Following the government reshuffle, Sarkozy invited journalists from three French television stations – TF1, France 2, and Canal + – to the Elysée Palace for an interview on Tuesday, November 16, Bloomberg reported. In the interview, Sarkozy addressed his new cabinet and a slew of issues from fiscal reform to immigration, as detailed by Les Echos. That evening and the following day, the interview sparked reactions from a number of political opponents and allies. Socialist leader Martine Aubry called Sarkozy “disoriented” and “out of touch with the French people,” while Sarkozy’s socialist opponent in the 2007 elections Ségolène Royal criticized the president for his claim that he was not yet sure whether he would run for reelection in 2012, according to RFI. On the other side, the far-right leader of the National Front, Jean-Marie Le Pen, said the “arrogant” president’s interview was an “exercise in modesty.” Newly appointed Defense Minister Alain Juppé defended the president, saying Sarkozy is the only hope for a center-right win in the upcoming elections.
The Iranian ambassador in Paris was summoned on Tuesday, November 16, after a French diplomat was among a group assaulted by Iranian security forces in Tehran on Sunday, November 14, the New York Times reported. Plainclothes security officers blocked the entry to the French embassy in Tehran, where guests had gathered for a celebration of traditional Persian music. The officers proceeded to arrest a portion of the 130 guests, in the process hitting a high-ranking French diplomat in the face. Upon summoning the Iranian ambassador, French officials warned that the violent means employed violated the Geneva Convention and warned about further abuses, according to Le Figaro. BBC speculated that the incident stemmed from escalating tension between the two nations amid France’s vocal opposition to Iranian nuclear development.
The National Institute of Statistics and Economic Studies released a study on Wednesday, November 17, showing that the employment rate of children of Maghreb immigrants was about 20 points lower than the children of French-born citizens, L’Express reported. The rate of employment for sons of North-African immigrants was 65 percent, as opposed to 86 percent for sons of French-born parents. For women, the rates in the two categories were 56 and 74 percent. As L’Humanité explored this phenomenon, they noted that the rates of employment of children of immigrants from across Europe are relatively similar to those of the children of two French-born parents.

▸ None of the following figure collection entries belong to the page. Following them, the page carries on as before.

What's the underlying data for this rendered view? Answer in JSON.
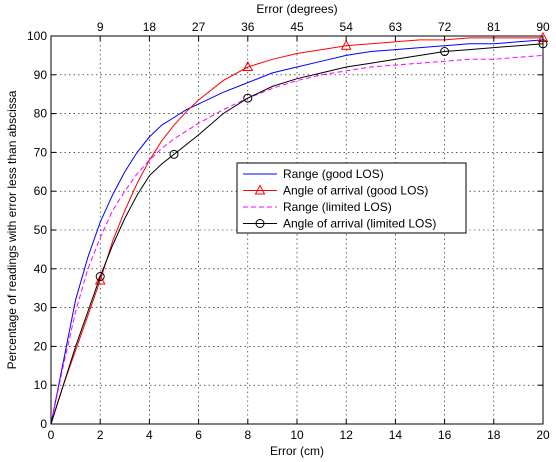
{
  "chart_data": {
    "type": "line",
    "title": "",
    "xlabel": "Error (cm)",
    "x2label": "Error (degrees)",
    "ylabel": "Percentage of readings with error less than abscissa",
    "xlim": [
      0,
      20
    ],
    "ylim": [
      0,
      100
    ],
    "x_ticks": [
      "0",
      "2",
      "4",
      "6",
      "8",
      "10",
      "12",
      "14",
      "16",
      "18",
      "20"
    ],
    "x2_ticks": [
      "9",
      "18",
      "27",
      "36",
      "45",
      "54",
      "63",
      "72",
      "81",
      "90"
    ],
    "y_ticks": [
      "0",
      "10",
      "20",
      "30",
      "40",
      "50",
      "60",
      "70",
      "80",
      "90",
      "100"
    ],
    "grid": true,
    "legend_position": "center-right",
    "series": [
      {
        "name": "Range (good LOS)",
        "color": "#0000ff",
        "dash": "solid",
        "marker": "none",
        "x": [
          0,
          0.5,
          1,
          1.5,
          2,
          2.5,
          3,
          3.5,
          4,
          4.5,
          5,
          5.5,
          6,
          7,
          8,
          9,
          10,
          11,
          12,
          13,
          14,
          15,
          16,
          17,
          18,
          19,
          20
        ],
        "y": [
          0,
          16,
          32,
          43,
          52,
          59,
          65,
          70,
          74,
          77,
          79,
          81,
          82.5,
          85.5,
          88,
          90.5,
          92,
          93.5,
          95,
          96,
          96.5,
          97,
          97.5,
          98,
          98,
          98.5,
          99
        ]
      },
      {
        "name": "Angle of arrival (good LOS)",
        "color": "#ff0000",
        "dash": "solid",
        "marker": "triangle",
        "x": [
          0,
          0.5,
          1,
          1.5,
          2,
          2.5,
          3,
          3.5,
          4,
          4.5,
          5,
          5.5,
          6,
          7,
          8,
          9,
          10,
          11,
          12,
          13,
          14,
          15,
          16,
          17,
          18,
          19,
          20
        ],
        "y": [
          0,
          10,
          19,
          28,
          37,
          47,
          55,
          62,
          68,
          73,
          77,
          80.5,
          83.5,
          88.5,
          92,
          94,
          95.5,
          96.5,
          97.5,
          98,
          98.5,
          99,
          99,
          99.5,
          99.5,
          99.5,
          99.5
        ],
        "marker_x": [
          2,
          8,
          12,
          20
        ]
      },
      {
        "name": "Range (limited LOS)",
        "color": "#ff00ff",
        "dash": "dashed",
        "marker": "none",
        "x": [
          0,
          0.5,
          1,
          1.5,
          2,
          2.5,
          3,
          3.5,
          4,
          4.5,
          5,
          5.5,
          6,
          7,
          8,
          9,
          10,
          11,
          12,
          13,
          14,
          15,
          16,
          17,
          18,
          19,
          20
        ],
        "y": [
          0,
          15,
          29,
          40,
          48,
          55,
          60,
          64.5,
          68,
          71,
          73.5,
          75.5,
          77.5,
          81,
          84,
          86.5,
          88.5,
          90,
          91,
          92,
          92.5,
          93,
          93.5,
          94,
          94,
          94.5,
          95
        ]
      },
      {
        "name": "Angle of arrival (limited LOS)",
        "color": "#000000",
        "dash": "solid",
        "marker": "circle",
        "x": [
          0,
          0.5,
          1,
          1.5,
          2,
          2.5,
          3,
          3.5,
          4,
          4.5,
          5,
          5.5,
          6,
          7,
          8,
          9,
          10,
          11,
          12,
          13,
          14,
          15,
          16,
          17,
          18,
          19,
          20
        ],
        "y": [
          0,
          10,
          20,
          29,
          38,
          46,
          53,
          59,
          64,
          67,
          69.5,
          72,
          74.5,
          80,
          84,
          87,
          89,
          90.5,
          92,
          93,
          94,
          95,
          96,
          96.5,
          97,
          97.5,
          98
        ],
        "marker_x": [
          2,
          5,
          8,
          16,
          20
        ]
      }
    ]
  }
}
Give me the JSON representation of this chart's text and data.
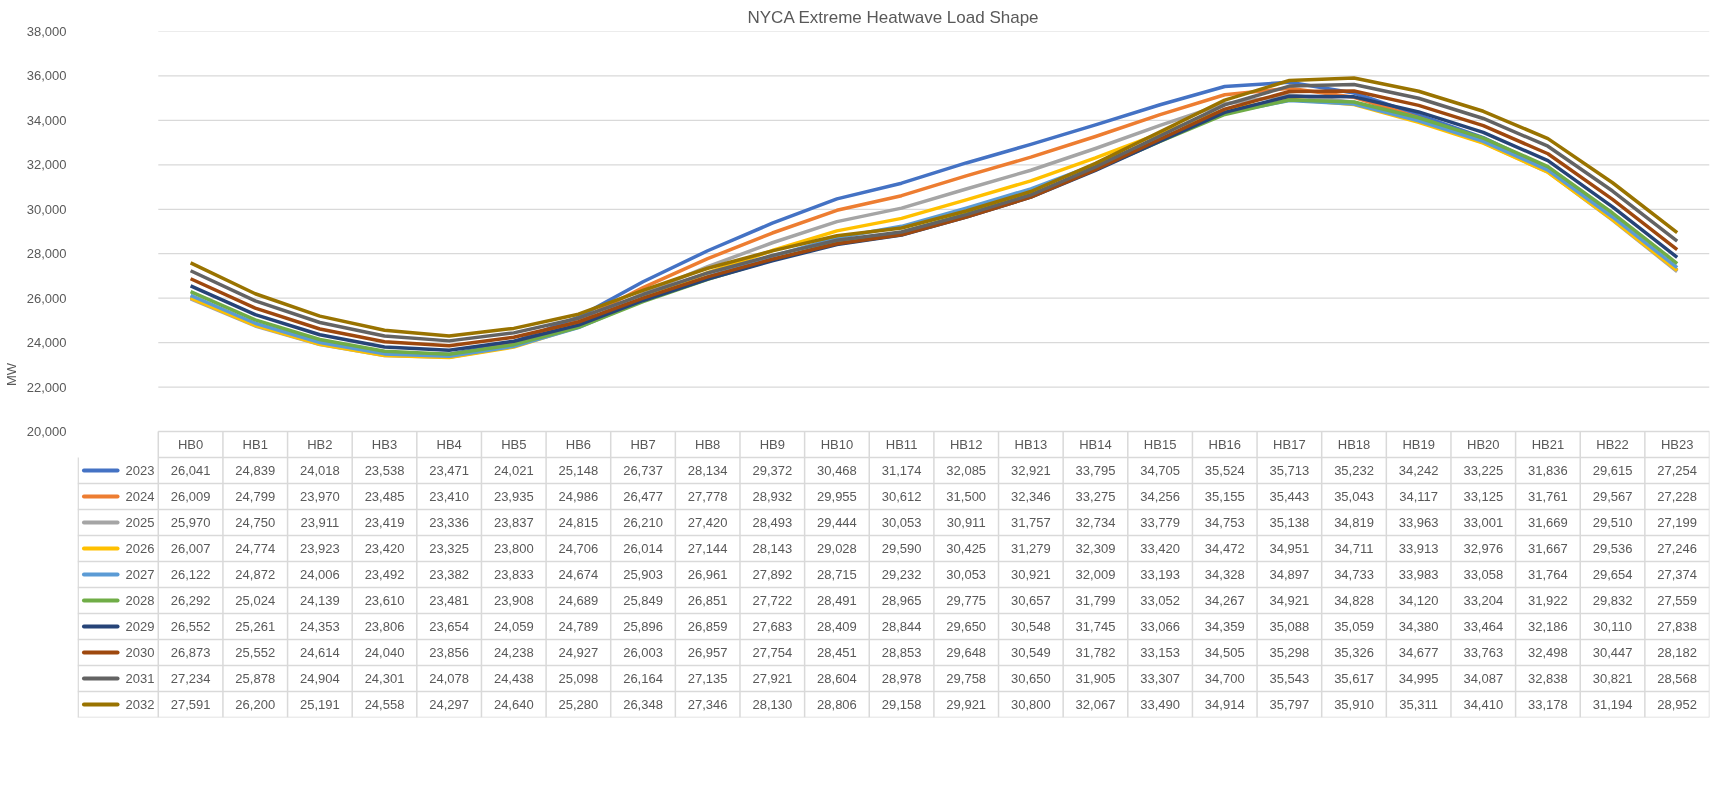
{
  "chart_data": {
    "type": "line",
    "title": "NYCA Extreme Heatwave Load Shape",
    "ylabel": "MW",
    "categories": [
      "HB0",
      "HB1",
      "HB2",
      "HB3",
      "HB4",
      "HB5",
      "HB6",
      "HB7",
      "HB8",
      "HB9",
      "HB10",
      "HB11",
      "HB12",
      "HB13",
      "HB14",
      "HB15",
      "HB16",
      "HB17",
      "HB18",
      "HB19",
      "HB20",
      "HB21",
      "HB22",
      "HB23"
    ],
    "ylim": [
      20000,
      38000
    ],
    "yticks": [
      {
        "value": 20000,
        "label": "20,000"
      },
      {
        "value": 22000,
        "label": "22,000"
      },
      {
        "value": 24000,
        "label": "24,000"
      },
      {
        "value": 26000,
        "label": "26,000"
      },
      {
        "value": 28000,
        "label": "28,000"
      },
      {
        "value": 30000,
        "label": "30,000"
      },
      {
        "value": 32000,
        "label": "32,000"
      },
      {
        "value": 34000,
        "label": "34,000"
      },
      {
        "value": 36000,
        "label": "36,000"
      },
      {
        "value": 38000,
        "label": "38,000"
      }
    ],
    "grid": "y",
    "legend": "bottom",
    "series": [
      {
        "name": "2023",
        "color": "#4472c4",
        "values": [
          26041,
          24839,
          24018,
          23538,
          23471,
          24021,
          25148,
          26737,
          28134,
          29372,
          30468,
          31174,
          32085,
          32921,
          33795,
          34705,
          35524,
          35713,
          35232,
          34242,
          33225,
          31836,
          29615,
          27254
        ],
        "value_labels": [
          "26,041",
          "24,839",
          "24,018",
          "23,538",
          "23,471",
          "24,021",
          "25,148",
          "26,737",
          "28,134",
          "29,372",
          "30,468",
          "31,174",
          "32,085",
          "32,921",
          "33,795",
          "34,705",
          "35,524",
          "35,713",
          "35,232",
          "34,242",
          "33,225",
          "31,836",
          "29,615",
          "27,254"
        ]
      },
      {
        "name": "2024",
        "color": "#ed7d31",
        "values": [
          26009,
          24799,
          23970,
          23485,
          23410,
          23935,
          24986,
          26477,
          27778,
          28932,
          29955,
          30612,
          31500,
          32346,
          33275,
          34256,
          35155,
          35443,
          35043,
          34117,
          33125,
          31761,
          29567,
          27228
        ],
        "value_labels": [
          "26,009",
          "24,799",
          "23,970",
          "23,485",
          "23,410",
          "23,935",
          "24,986",
          "26,477",
          "27,778",
          "28,932",
          "29,955",
          "30,612",
          "31,500",
          "32,346",
          "33,275",
          "34,256",
          "35,155",
          "35,443",
          "35,043",
          "34,117",
          "33,125",
          "31,761",
          "29,567",
          "27,228"
        ]
      },
      {
        "name": "2025",
        "color": "#a5a5a5",
        "values": [
          25970,
          24750,
          23911,
          23419,
          23336,
          23837,
          24815,
          26210,
          27420,
          28493,
          29444,
          30053,
          30911,
          31757,
          32734,
          33779,
          34753,
          35138,
          34819,
          33963,
          33001,
          31669,
          29510,
          27199
        ],
        "value_labels": [
          "25,970",
          "24,750",
          "23,911",
          "23,419",
          "23,336",
          "23,837",
          "24,815",
          "26,210",
          "27,420",
          "28,493",
          "29,444",
          "30,053",
          "30,911",
          "31,757",
          "32,734",
          "33,779",
          "34,753",
          "35,138",
          "34,819",
          "33,963",
          "33,001",
          "31,669",
          "29,510",
          "27,199"
        ]
      },
      {
        "name": "2026",
        "color": "#ffc000",
        "values": [
          26007,
          24774,
          23923,
          23420,
          23325,
          23800,
          24706,
          26014,
          27144,
          28143,
          29028,
          29590,
          30425,
          31279,
          32309,
          33420,
          34472,
          34951,
          34711,
          33913,
          32976,
          31667,
          29536,
          27246
        ],
        "value_labels": [
          "26,007",
          "24,774",
          "23,923",
          "23,420",
          "23,325",
          "23,800",
          "24,706",
          "26,014",
          "27,144",
          "28,143",
          "29,028",
          "29,590",
          "30,425",
          "31,279",
          "32,309",
          "33,420",
          "34,472",
          "34,951",
          "34,711",
          "33,913",
          "32,976",
          "31,667",
          "29,536",
          "27,246"
        ]
      },
      {
        "name": "2027",
        "color": "#5b9bd5",
        "values": [
          26122,
          24872,
          24006,
          23492,
          23382,
          23833,
          24674,
          25903,
          26961,
          27892,
          28715,
          29232,
          30053,
          30921,
          32009,
          33193,
          34328,
          34897,
          34733,
          33983,
          33058,
          31764,
          29654,
          27374
        ],
        "value_labels": [
          "26,122",
          "24,872",
          "24,006",
          "23,492",
          "23,382",
          "23,833",
          "24,674",
          "25,903",
          "26,961",
          "27,892",
          "28,715",
          "29,232",
          "30,053",
          "30,921",
          "32,009",
          "33,193",
          "34,328",
          "34,897",
          "34,733",
          "33,983",
          "33,058",
          "31,764",
          "29,654",
          "27,374"
        ]
      },
      {
        "name": "2028",
        "color": "#70ad47",
        "values": [
          26292,
          25024,
          24139,
          23610,
          23481,
          23908,
          24689,
          25849,
          26851,
          27722,
          28491,
          28965,
          29775,
          30657,
          31799,
          33052,
          34267,
          34921,
          34828,
          34120,
          33204,
          31922,
          29832,
          27559
        ],
        "value_labels": [
          "26,292",
          "25,024",
          "24,139",
          "23,610",
          "23,481",
          "23,908",
          "24,689",
          "25,849",
          "26,851",
          "27,722",
          "28,491",
          "28,965",
          "29,775",
          "30,657",
          "31,799",
          "33,052",
          "34,267",
          "34,921",
          "34,828",
          "34,120",
          "33,204",
          "31,922",
          "29,832",
          "27,559"
        ]
      },
      {
        "name": "2029",
        "color": "#264478",
        "values": [
          26552,
          25261,
          24353,
          23806,
          23654,
          24059,
          24789,
          25896,
          26859,
          27683,
          28409,
          28844,
          29650,
          30548,
          31745,
          33066,
          34359,
          35088,
          35059,
          34380,
          33464,
          32186,
          30110,
          27838
        ],
        "value_labels": [
          "26,552",
          "25,261",
          "24,353",
          "23,806",
          "23,654",
          "24,059",
          "24,789",
          "25,896",
          "26,859",
          "27,683",
          "28,409",
          "28,844",
          "29,650",
          "30,548",
          "31,745",
          "33,066",
          "34,359",
          "35,088",
          "35,059",
          "34,380",
          "33,464",
          "32,186",
          "30,110",
          "27,838"
        ]
      },
      {
        "name": "2030",
        "color": "#9e480e",
        "values": [
          26873,
          25552,
          24614,
          24040,
          23856,
          24238,
          24927,
          26003,
          26957,
          27754,
          28451,
          28853,
          29648,
          30549,
          31782,
          33153,
          34505,
          35298,
          35326,
          34677,
          33763,
          32498,
          30447,
          28182
        ],
        "value_labels": [
          "26,873",
          "25,552",
          "24,614",
          "24,040",
          "23,856",
          "24,238",
          "24,927",
          "26,003",
          "26,957",
          "27,754",
          "28,451",
          "28,853",
          "29,648",
          "30,549",
          "31,782",
          "33,153",
          "34,505",
          "35,298",
          "35,326",
          "34,677",
          "33,763",
          "32,498",
          "30,447",
          "28,182"
        ]
      },
      {
        "name": "2031",
        "color": "#636363",
        "values": [
          27234,
          25878,
          24904,
          24301,
          24078,
          24438,
          25098,
          26164,
          27135,
          27921,
          28604,
          28978,
          29758,
          30650,
          31905,
          33307,
          34700,
          35543,
          35617,
          34995,
          34087,
          32838,
          30821,
          28568
        ],
        "value_labels": [
          "27,234",
          "25,878",
          "24,904",
          "24,301",
          "24,078",
          "24,438",
          "25,098",
          "26,164",
          "27,135",
          "27,921",
          "28,604",
          "28,978",
          "29,758",
          "30,650",
          "31,905",
          "33,307",
          "34,700",
          "35,543",
          "35,617",
          "34,995",
          "34,087",
          "32,838",
          "30,821",
          "28,568"
        ]
      },
      {
        "name": "2032",
        "color": "#997300",
        "values": [
          27591,
          26200,
          25191,
          24558,
          24297,
          24640,
          25280,
          26348,
          27346,
          28130,
          28806,
          29158,
          29921,
          30800,
          32067,
          33490,
          34914,
          35797,
          35910,
          35311,
          34410,
          33178,
          31194,
          28952
        ],
        "value_labels": [
          "27,591",
          "26,200",
          "25,191",
          "24,558",
          "24,297",
          "24,640",
          "25,280",
          "26,348",
          "27,346",
          "28,130",
          "28,806",
          "29,158",
          "29,921",
          "30,800",
          "32,067",
          "33,490",
          "34,914",
          "35,797",
          "35,910",
          "35,311",
          "34,410",
          "33,178",
          "31,194",
          "28,952"
        ]
      }
    ]
  }
}
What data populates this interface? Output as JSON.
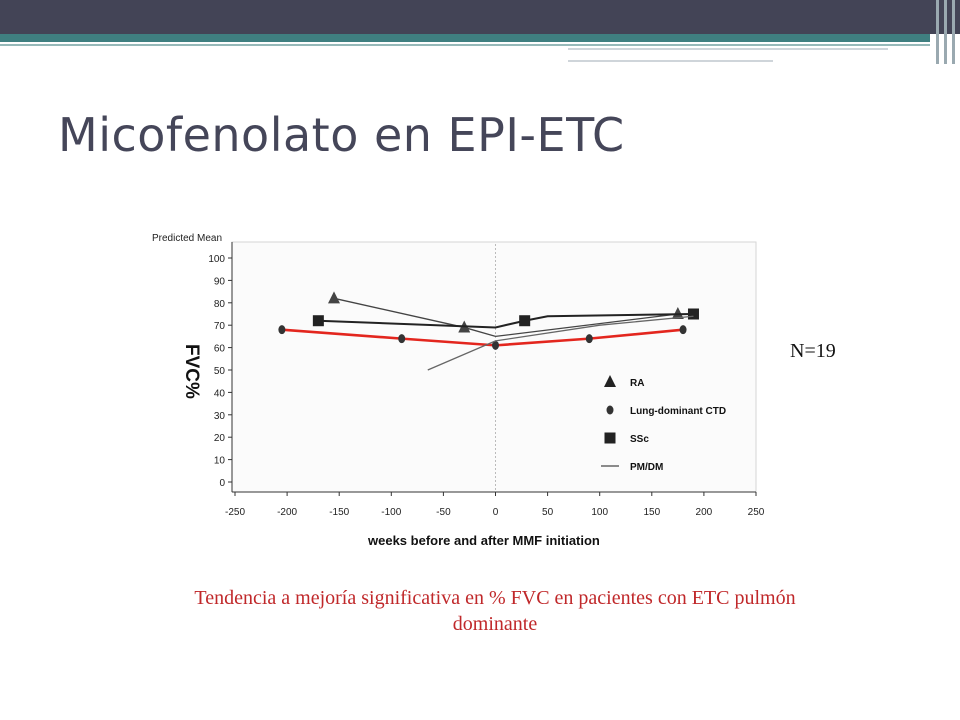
{
  "slide": {
    "title": "Micofenolato en EPI-ETC",
    "n_label": "N=19",
    "caption": "Tendencia a mejoría significativa en % FVC en pacientes con ETC pulmón dominante"
  },
  "colors": {
    "header_bar": "#434456",
    "accent_teal": "#3f7f80",
    "title_text": "#454659",
    "caption_text": "#c0282a",
    "highlight_series": "#e3261e"
  },
  "chart_data": {
    "type": "line",
    "top_label": "Predicted Mean",
    "ylabel": "FVC%",
    "xlabel": "weeks before and after MMF initiation",
    "xlim": [
      -250,
      250
    ],
    "ylim": [
      0,
      100
    ],
    "x_ticks": [
      "-250",
      "-200",
      "-150",
      "-100",
      "-50",
      "0",
      "50",
      "100",
      "150",
      "200",
      "250"
    ],
    "y_ticks": [
      "0",
      "10",
      "20",
      "30",
      "40",
      "50",
      "60",
      "70",
      "80",
      "90",
      "100"
    ],
    "reference_line_x": 0,
    "grid": false,
    "legend_position": "lower-right",
    "series": [
      {
        "name": "RA",
        "marker": "triangle",
        "color": "#444444",
        "x": [
          -155,
          -30,
          0,
          175
        ],
        "y": [
          82,
          69,
          65,
          75
        ]
      },
      {
        "name": "Lung-dominant CTD",
        "marker": "circle",
        "color": "#e3261e",
        "x": [
          -205,
          -90,
          0,
          90,
          180
        ],
        "y": [
          68,
          64,
          61,
          64,
          68
        ]
      },
      {
        "name": "SSc",
        "marker": "square",
        "color": "#222222",
        "x": [
          -170,
          0,
          28,
          50,
          190
        ],
        "y": [
          72,
          69,
          72,
          74,
          75
        ]
      },
      {
        "name": "PM/DM",
        "marker": "none",
        "color": "#666666",
        "x": [
          -65,
          0,
          100,
          190
        ],
        "y": [
          50,
          63,
          70,
          74
        ]
      }
    ]
  }
}
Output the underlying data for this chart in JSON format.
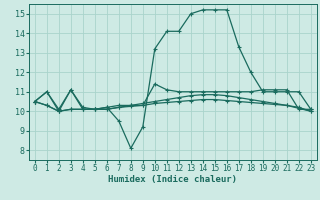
{
  "xlabel": "Humidex (Indice chaleur)",
  "xlim": [
    -0.5,
    23.5
  ],
  "ylim": [
    7.5,
    15.5
  ],
  "yticks": [
    8,
    9,
    10,
    11,
    12,
    13,
    14,
    15
  ],
  "xticks": [
    0,
    1,
    2,
    3,
    4,
    5,
    6,
    7,
    8,
    9,
    10,
    11,
    12,
    13,
    14,
    15,
    16,
    17,
    18,
    19,
    20,
    21,
    22,
    23
  ],
  "bg_color": "#ceeae4",
  "grid_color": "#aad4cc",
  "line_color": "#1a6b5e",
  "lines": [
    [
      10.5,
      11.0,
      10.0,
      11.1,
      10.1,
      10.1,
      10.2,
      9.5,
      8.1,
      9.2,
      13.2,
      14.1,
      14.1,
      15.0,
      15.2,
      15.2,
      15.2,
      13.3,
      12.0,
      11.0,
      11.0,
      11.0,
      11.0,
      10.1
    ],
    [
      10.5,
      11.0,
      10.1,
      11.1,
      10.2,
      10.1,
      10.2,
      10.3,
      10.3,
      10.3,
      11.4,
      11.1,
      11.0,
      11.0,
      11.0,
      11.0,
      11.0,
      11.0,
      11.0,
      11.1,
      11.1,
      11.1,
      10.1,
      10.1
    ],
    [
      10.5,
      10.3,
      10.0,
      10.1,
      10.1,
      10.1,
      10.1,
      10.2,
      10.3,
      10.4,
      10.5,
      10.6,
      10.7,
      10.8,
      10.85,
      10.85,
      10.8,
      10.7,
      10.6,
      10.5,
      10.4,
      10.3,
      10.2,
      10.0
    ],
    [
      10.5,
      10.3,
      10.0,
      10.1,
      10.1,
      10.1,
      10.1,
      10.2,
      10.25,
      10.3,
      10.4,
      10.45,
      10.5,
      10.55,
      10.6,
      10.6,
      10.55,
      10.5,
      10.45,
      10.4,
      10.35,
      10.3,
      10.15,
      10.0
    ]
  ]
}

Paris has bedbugs, Reuters reported. The radio station France Info reported on Tuesday, November 16, that several Paris hotels had become infested with the miniscule mattress burrowers. The bedbug (“punaise de lit”), little known in France over the past decades, has reemerged with more than 600 cases being reported in Paris so far this year, a considerable increase from previous years, according to AFP. Le Monde reported that the Paris Mayor’s Office affirmed that the recent growth was not an “invasion.”